We used a simulation approach to test the accuracy of cross-validation in selecting clock and demographic models. We considered three molecular clock models; the strict clock (SC), the relaxed uncorrelated lognormal (UCLN) clock, and the relaxed uncorrelated exponential (UCED) clock. First, we sampled from the prior within the BEAST framework to generate ten phylogenetic trees, each with 50 taxa and a root node age of 100 years. The tree topology and relative ages of internal nodes were based on a constant-size demographic model. We simulated branch rates according to the three clock models using NELSI v1.0 [22]. For the SC model, we used a rate of 10^{−3} substitutions/site/year, which broadly reflects the substitution rates that have been estimated in a range of RNA viruses, such as HIV [23] and *Dengue virus* [24]. For the UCLN and UCED models, we used a mean of 10^{−3} substitutions/site/year and a standard deviation of 10 % of the mean for the UCLN (note that in the UCED, the mean equals the standard deviation). We then used Pyvolve [25] to simulate the evolution of sequences of length 5,000, 10,000, and 15,000 nt under the Jukes-Cantor substitution model.

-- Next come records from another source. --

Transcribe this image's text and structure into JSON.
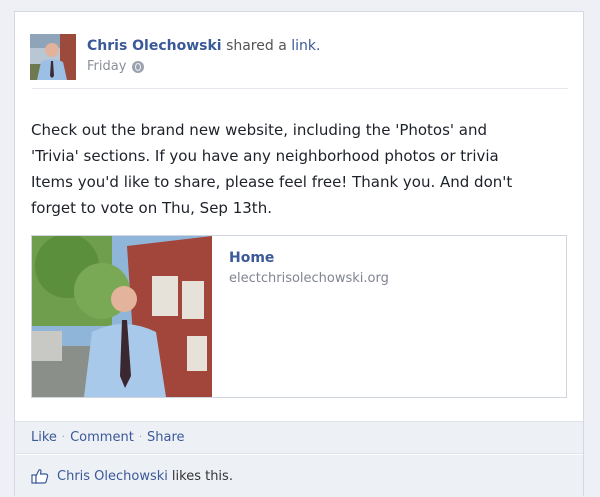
{
  "post": {
    "author": "Chris Olechowski",
    "action_text": "shared a",
    "action_link": "link.",
    "time": "Friday",
    "privacy_icon": "globe-icon",
    "message_lines": [
      "Check out the brand new website, including the 'Photos' and",
      "'Trivia' sections. If you have any neighborhood photos or trivia",
      "Items you'd like to share, please feel free! Thank you. And don't",
      "forget to vote on Thu, Sep 13th."
    ]
  },
  "attachment": {
    "title": "Home",
    "url": "electchrisolechowski.org"
  },
  "actions": {
    "like": "Like",
    "comment": "Comment",
    "share": "Share",
    "separator": "·"
  },
  "likes": {
    "icon": "thumbs-up-icon",
    "name": "Chris Olechowski",
    "text": "likes this."
  }
}
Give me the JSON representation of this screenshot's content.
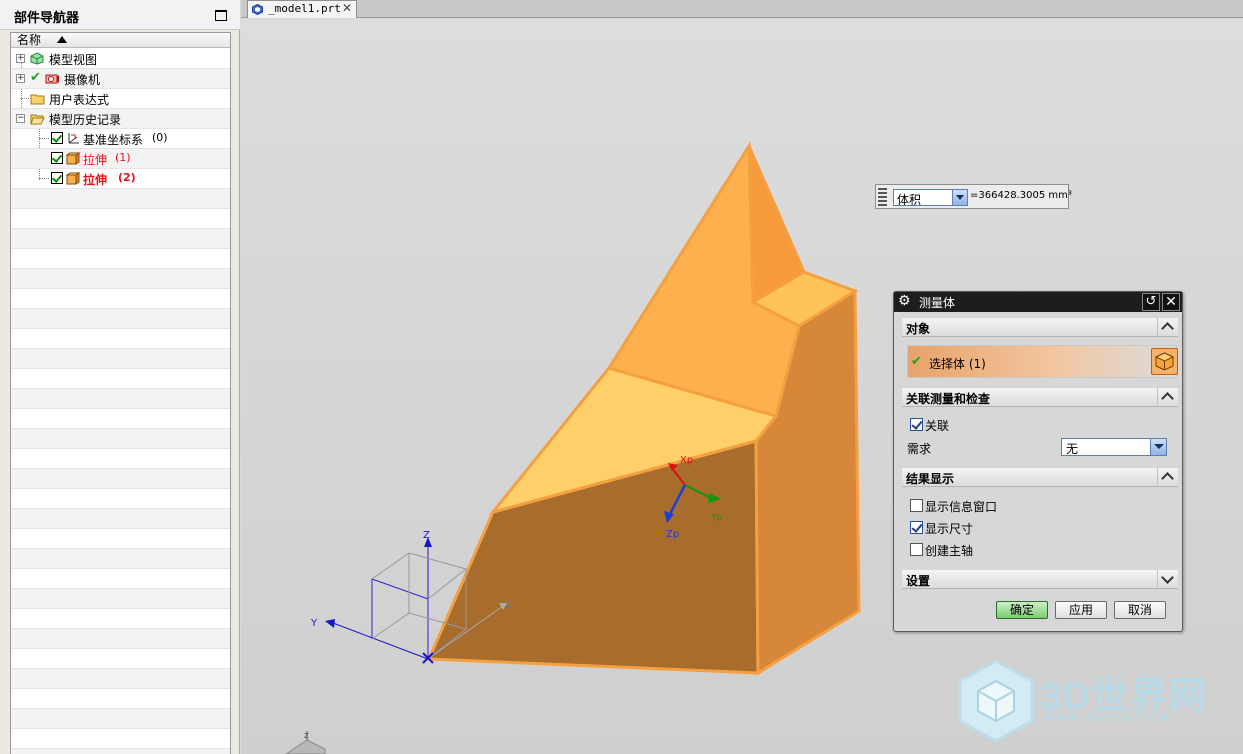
{
  "navigator": {
    "title": "部件导航器",
    "column_header": "名称",
    "items": [
      {
        "label": "模型视图",
        "icon": "model-views-icon"
      },
      {
        "label": "摄像机",
        "icon": "camera-icon"
      },
      {
        "label": "用户表达式",
        "icon": "folder-icon"
      },
      {
        "label": "模型历史记录",
        "icon": "folder-open-icon"
      },
      {
        "label": "基准坐标系",
        "suffix": "(0)",
        "icon": "datum-csys-icon"
      },
      {
        "label": "拉伸",
        "suffix": "(1)",
        "icon": "extrude-icon"
      },
      {
        "label": "拉伸",
        "suffix": "(2)",
        "icon": "extrude-icon"
      }
    ]
  },
  "tab": {
    "title": "_model1.prt",
    "close_glyph": "✕"
  },
  "readout": {
    "type": "体积",
    "value": "=366428.3005 mm³"
  },
  "dialog": {
    "title": "测量体",
    "groups": {
      "object": "对象",
      "assoc": "关联测量和检查",
      "results": "结果显示",
      "settings": "设置"
    },
    "select_body": "选择体 (1)",
    "associative_label": "关联",
    "requirement_label": "需求",
    "requirement_value": "无",
    "checkboxes": [
      {
        "label": "显示信息窗口",
        "checked": false
      },
      {
        "label": "显示尺寸",
        "checked": true
      },
      {
        "label": "创建主轴",
        "checked": false
      }
    ],
    "associative_checked": true,
    "buttons": {
      "ok": "确定",
      "apply": "应用",
      "cancel": "取消"
    }
  },
  "axes": {
    "z": "Z",
    "y": "Y",
    "x": "X",
    "xp": "Xp",
    "zp": "Zp",
    "yp": "Yp"
  },
  "watermark": {
    "big": "3D世界网",
    "small": "WWW.3DSJW.COM"
  },
  "colors": {
    "body_light": "#ffd06a",
    "body_mid": "#ffb04e",
    "body_dark": "#a86c2c",
    "body_edge": "#f5a040",
    "dialog_title": "#1d1d1d"
  }
}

We compared all three clock models using the cross-validation method described above, with test and training sets of 50 % of the alignment length. For the BEAST analysis, we used a chain length of 10^{7} steps, with samples drawn every 5,000 steps, and discarding 10 % of the chain as burn-in. Whenever the effective sample size for any of the parameters was below 200, we doubled the chain length and halved the sampling frequency.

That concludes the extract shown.